Küresel belirsizlikler ve jeopolitik risklerin artmasıyla birlikte yatırımcıların ilgisi altına yöneldi. Ekim ayında külçe altın, yıllık bazda Yİ-ÜFE ile indirgendiğinde yüzde 47,46 kazanç sağlayarak son 61 ayın en yüksek reel getirisini kaydetti.

Ekonomistler ve piyasa uzmanları, altına olan talebi artıran başlıca faktörleri şöyle sıralıyor: Rusya-Ukrayna Savaşı, İsrail’in Gazze’ye saldırıları, ABD’de uygulanan ek tarifeler ve Çin-ABD ticari gerilimleri. Bu gelişmeler, yatırımcıları geleneksel olarak “güvenli liman” olarak görülen değerli metale yönlendirdi.

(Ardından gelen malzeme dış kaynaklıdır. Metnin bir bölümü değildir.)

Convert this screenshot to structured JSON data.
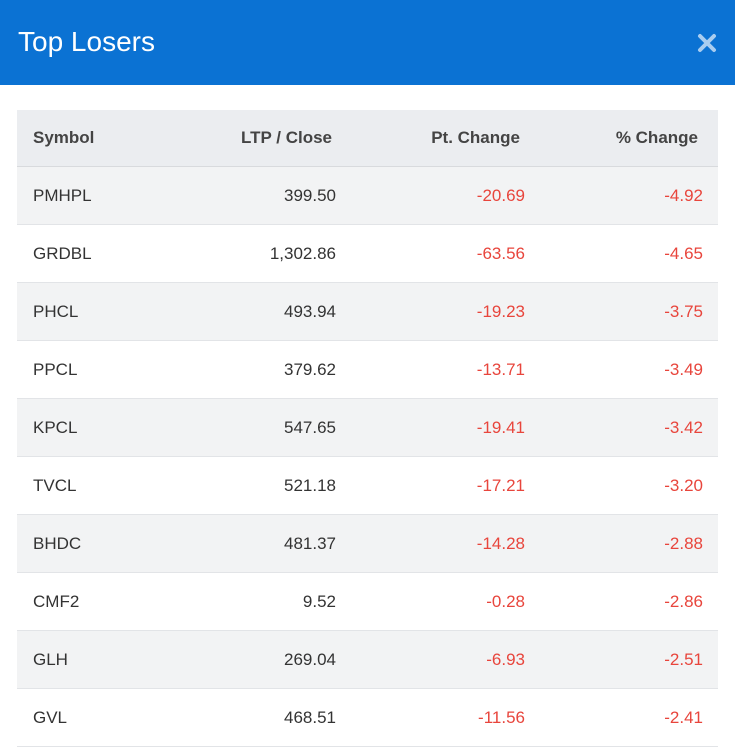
{
  "header": {
    "title": "Top Losers"
  },
  "table": {
    "columns": [
      "Symbol",
      "LTP / Close",
      "Pt. Change",
      "% Change"
    ],
    "rows": [
      [
        "PMHPL",
        "399.50",
        "-20.69",
        "-4.92"
      ],
      [
        "GRDBL",
        "1,302.86",
        "-63.56",
        "-4.65"
      ],
      [
        "PHCL",
        "493.94",
        "-19.23",
        "-3.75"
      ],
      [
        "PPCL",
        "379.62",
        "-13.71",
        "-3.49"
      ],
      [
        "KPCL",
        "547.65",
        "-19.41",
        "-3.42"
      ],
      [
        "TVCL",
        "521.18",
        "-17.21",
        "-3.20"
      ],
      [
        "BHDC",
        "481.37",
        "-14.28",
        "-2.88"
      ],
      [
        "CMF2",
        "9.52",
        "-0.28",
        "-2.86"
      ],
      [
        "GLH",
        "269.04",
        "-6.93",
        "-2.51"
      ],
      [
        "GVL",
        "468.51",
        "-11.56",
        "-2.41"
      ]
    ]
  }
}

Bireysel yatırımcı talebinin yanı sıra merkez bankalarının alımları, altının ons fiyatını geçen ay 4.300 doların üzerine taşıdı. Aynı dönemde gram altın ise 5.800 lira seviyelerine ulaştı.

ALTIN DİĞER YATIRIM ARAÇLARINI GERİDE BIRAKTI

Küresel piyasalardaki gelişmelerin etkisiyle altın, TÜİK tarafından reel getirileri hesaplanan diğer finansal yatırım araçlarından da ayrıştı. Ekim ayında yıllık bazda yüzde 87,27 nominal getiri sağlayan külçe altın, mevduat faizi, dolar, avro, devlet iç borçlanma senetleri (DİBS) ve BIST 100 endeksini geride bıraktı.

Yıllık bazda TÜFE ile indirgendiğinde altının reel getirisi yüzde 40,94, Yİ-ÜFE ile indirgendiğinde ise yüzde 47,46 olarak gerçekleşti. Bu rakam, altının son 61 ayda sağladığı en yüksek reel getiri olarak kayıtlara geçti.

En son Eylül 2020’de yüzde 47,64 getiri sağlayan külçe altın, Kasım 2022’de ise yıllık bazda yüzde 30’u aşan kayba neden olmuştu. Analizlere göre, söz konusu 61 ayın 26’sında altın yatırımcısına reel getiri sağlayamazken, 35 ayında kazanç getirdi.

Uzmanlar, finansal yatırım araçlarının reel getirilerinin hesaplanmaya başlandığı 1997 yılından bu yana Yİ-ÜFE ile indirgendiğinde külçe altının en yüksek reel getirisinin yüzde 54,32 ile Mayıs 2006’da kaydedildiğini belirtiyor.